今日のバラエティ収録はとにかく雰囲気が悪かった。
いつもこの番組を担当しているADが夏バテになったため代理で新人ADが来たのだが幾分手際が悪い。もちろん新人だし慣れない現場だから周りでフォローしていくべきところではあるのだが、その日は大御所芸人の機嫌が悪かったらしい。新人ADが小さなミスをする度に大御所芸人が怒鳴りつけ、収録が止まることが何度もあった。
収録時の雰囲気の悪さに辟易したし、自分が新人ADをフォローしきれなかったことにも腹が立つ。きっと他のスタッフや出演者もそうだっただろう。

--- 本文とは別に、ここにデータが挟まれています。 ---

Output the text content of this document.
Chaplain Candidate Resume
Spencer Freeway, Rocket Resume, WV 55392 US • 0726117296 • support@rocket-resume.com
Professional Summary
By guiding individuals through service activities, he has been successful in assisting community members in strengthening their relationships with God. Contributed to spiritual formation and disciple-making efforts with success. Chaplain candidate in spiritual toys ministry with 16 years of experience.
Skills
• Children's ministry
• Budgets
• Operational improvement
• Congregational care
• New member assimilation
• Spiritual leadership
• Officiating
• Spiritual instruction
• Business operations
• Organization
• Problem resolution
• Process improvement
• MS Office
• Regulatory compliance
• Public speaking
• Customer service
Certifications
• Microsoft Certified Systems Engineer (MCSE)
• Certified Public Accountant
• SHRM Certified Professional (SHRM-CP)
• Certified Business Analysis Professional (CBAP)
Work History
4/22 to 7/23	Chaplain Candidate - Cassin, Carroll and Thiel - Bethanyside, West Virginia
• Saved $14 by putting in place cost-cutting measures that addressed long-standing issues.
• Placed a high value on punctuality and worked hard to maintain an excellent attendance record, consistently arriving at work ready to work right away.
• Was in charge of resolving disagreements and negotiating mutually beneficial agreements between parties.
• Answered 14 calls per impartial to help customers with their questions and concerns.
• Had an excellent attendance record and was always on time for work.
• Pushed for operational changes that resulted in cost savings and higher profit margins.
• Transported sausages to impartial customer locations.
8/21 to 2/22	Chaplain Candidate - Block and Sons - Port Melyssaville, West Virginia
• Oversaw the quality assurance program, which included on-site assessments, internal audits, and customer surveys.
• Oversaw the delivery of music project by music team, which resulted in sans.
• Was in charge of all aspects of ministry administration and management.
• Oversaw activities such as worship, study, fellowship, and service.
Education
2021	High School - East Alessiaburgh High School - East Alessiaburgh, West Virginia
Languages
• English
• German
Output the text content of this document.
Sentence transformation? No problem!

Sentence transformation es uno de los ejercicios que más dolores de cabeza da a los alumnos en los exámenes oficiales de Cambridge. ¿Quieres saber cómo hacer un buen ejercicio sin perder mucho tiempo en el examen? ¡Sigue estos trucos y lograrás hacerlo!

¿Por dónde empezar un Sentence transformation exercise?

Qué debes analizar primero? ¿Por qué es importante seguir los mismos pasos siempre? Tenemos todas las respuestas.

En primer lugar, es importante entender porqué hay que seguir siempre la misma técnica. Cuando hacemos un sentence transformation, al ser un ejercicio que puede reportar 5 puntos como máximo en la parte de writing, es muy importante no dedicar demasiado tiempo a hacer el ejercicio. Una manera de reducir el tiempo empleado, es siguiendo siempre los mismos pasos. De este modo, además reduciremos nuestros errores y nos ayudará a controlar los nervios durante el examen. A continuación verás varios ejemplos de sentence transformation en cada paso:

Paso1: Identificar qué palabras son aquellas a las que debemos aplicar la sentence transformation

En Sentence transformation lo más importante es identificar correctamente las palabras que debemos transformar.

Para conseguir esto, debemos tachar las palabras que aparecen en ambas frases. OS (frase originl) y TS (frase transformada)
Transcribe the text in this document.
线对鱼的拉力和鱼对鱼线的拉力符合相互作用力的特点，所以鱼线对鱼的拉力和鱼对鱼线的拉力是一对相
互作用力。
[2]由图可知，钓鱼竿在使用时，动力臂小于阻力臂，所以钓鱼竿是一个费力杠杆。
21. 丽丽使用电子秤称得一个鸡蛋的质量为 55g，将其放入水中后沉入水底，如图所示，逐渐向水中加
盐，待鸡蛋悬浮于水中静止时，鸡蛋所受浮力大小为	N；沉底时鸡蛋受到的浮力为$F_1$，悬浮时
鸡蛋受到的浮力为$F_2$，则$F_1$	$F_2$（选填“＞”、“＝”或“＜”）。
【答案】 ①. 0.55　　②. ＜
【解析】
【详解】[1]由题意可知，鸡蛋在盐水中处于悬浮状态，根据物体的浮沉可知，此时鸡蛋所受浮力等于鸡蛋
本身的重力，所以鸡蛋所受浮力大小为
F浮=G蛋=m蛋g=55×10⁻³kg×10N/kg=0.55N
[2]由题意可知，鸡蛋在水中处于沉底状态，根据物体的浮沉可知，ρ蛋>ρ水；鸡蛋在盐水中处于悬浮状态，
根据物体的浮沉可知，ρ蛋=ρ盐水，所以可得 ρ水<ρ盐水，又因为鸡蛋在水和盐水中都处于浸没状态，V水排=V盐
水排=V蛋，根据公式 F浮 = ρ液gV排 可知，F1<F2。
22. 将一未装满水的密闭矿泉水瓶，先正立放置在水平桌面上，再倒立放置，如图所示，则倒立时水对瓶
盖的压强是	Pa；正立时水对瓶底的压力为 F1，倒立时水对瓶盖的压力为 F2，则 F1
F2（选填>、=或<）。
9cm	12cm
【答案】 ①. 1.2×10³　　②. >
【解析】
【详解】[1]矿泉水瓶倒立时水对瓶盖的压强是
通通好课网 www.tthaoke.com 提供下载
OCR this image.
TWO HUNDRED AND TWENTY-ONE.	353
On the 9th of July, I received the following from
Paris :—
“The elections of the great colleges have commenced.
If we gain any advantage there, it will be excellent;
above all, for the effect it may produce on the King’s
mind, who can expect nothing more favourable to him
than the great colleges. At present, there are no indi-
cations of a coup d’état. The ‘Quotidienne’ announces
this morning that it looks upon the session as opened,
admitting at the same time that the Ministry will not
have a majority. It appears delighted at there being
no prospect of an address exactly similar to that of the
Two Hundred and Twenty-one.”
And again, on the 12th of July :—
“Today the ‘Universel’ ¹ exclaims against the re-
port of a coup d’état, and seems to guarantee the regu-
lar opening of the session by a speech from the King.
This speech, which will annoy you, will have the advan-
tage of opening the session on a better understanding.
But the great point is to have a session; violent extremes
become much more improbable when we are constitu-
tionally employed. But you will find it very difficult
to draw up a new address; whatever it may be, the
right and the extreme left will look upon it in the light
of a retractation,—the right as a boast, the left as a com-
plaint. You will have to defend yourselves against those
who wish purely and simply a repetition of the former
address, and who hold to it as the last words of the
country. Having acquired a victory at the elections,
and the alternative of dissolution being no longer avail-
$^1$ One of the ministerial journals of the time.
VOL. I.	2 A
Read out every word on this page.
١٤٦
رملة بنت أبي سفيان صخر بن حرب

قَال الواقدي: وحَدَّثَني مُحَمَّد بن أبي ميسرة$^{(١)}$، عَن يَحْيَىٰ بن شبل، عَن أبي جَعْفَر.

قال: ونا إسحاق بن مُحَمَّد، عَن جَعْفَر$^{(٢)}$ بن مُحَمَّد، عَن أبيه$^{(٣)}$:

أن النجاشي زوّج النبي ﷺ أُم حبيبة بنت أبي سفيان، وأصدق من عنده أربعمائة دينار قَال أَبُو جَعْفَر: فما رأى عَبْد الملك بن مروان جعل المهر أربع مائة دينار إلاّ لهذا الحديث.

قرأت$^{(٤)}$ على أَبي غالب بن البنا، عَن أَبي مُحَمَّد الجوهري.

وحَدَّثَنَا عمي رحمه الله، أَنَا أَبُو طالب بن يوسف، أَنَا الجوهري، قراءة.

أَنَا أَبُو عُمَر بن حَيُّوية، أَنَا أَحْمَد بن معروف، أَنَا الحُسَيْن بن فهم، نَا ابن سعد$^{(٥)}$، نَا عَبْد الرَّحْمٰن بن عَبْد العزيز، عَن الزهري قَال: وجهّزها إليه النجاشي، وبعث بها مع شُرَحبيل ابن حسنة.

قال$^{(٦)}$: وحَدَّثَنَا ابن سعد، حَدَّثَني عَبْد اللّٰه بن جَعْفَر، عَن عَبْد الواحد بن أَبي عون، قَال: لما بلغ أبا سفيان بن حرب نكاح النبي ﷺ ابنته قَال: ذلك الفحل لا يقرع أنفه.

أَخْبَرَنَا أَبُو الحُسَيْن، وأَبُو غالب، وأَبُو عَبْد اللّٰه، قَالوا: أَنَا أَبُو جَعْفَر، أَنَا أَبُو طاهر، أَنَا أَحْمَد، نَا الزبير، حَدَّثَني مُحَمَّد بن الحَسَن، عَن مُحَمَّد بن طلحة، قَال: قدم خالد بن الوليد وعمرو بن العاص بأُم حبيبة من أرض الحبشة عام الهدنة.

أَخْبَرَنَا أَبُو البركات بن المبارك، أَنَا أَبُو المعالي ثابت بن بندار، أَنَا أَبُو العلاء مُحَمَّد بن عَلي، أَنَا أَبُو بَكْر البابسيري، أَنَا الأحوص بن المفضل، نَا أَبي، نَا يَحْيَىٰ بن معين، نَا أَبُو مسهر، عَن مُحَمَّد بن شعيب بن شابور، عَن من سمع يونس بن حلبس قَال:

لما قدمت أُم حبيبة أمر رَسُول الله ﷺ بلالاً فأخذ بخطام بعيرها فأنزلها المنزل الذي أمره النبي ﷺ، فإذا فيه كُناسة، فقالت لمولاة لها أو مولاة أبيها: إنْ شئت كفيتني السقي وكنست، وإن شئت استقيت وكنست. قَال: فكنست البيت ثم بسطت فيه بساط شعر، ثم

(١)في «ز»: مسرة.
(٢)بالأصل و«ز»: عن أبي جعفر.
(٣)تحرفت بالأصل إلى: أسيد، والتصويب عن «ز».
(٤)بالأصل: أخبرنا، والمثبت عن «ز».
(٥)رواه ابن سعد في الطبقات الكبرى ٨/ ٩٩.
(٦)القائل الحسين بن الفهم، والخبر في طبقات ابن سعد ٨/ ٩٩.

そんなことがあって気分も下がったまま帰路に着いていた。今日は姉鷺は楽の方についているため、天は1人で地下鉄に乗って帰ることになる。満員電車、嫌だなぁ。鬱々とした気持ちでテレビ局から駅に向かって地下道を歩いていた。
ふと顔を上げると、ある広告が目に入る。
『夏だ!カレーだ!』
三月がカレーを食べている広告だった。
眩い太陽の下、汗だくで目の前のカレーに夢中になってがっつく和泉三月。天は彼に釘付けになった。
意識せずとも天の口角が上がる。
そして天はすかさずスマホを取り出した。
「もしもし、龍?今日の晩御飯、まだリクエストきく?うん、うん、カレーがいいな。バー〇ントカレー。そう、和泉三月が出てるの。駅で広告見て食べたくなっちゃって。3人分材料ある?そっか、じゃあルーだけ買って帰るね。」
電話を切ったあと、天の気持ちは晴れていた。早く帰ってカレーを食べたいな。
アイドル・和泉三月。彼の仕事はまるで魔法のようだった。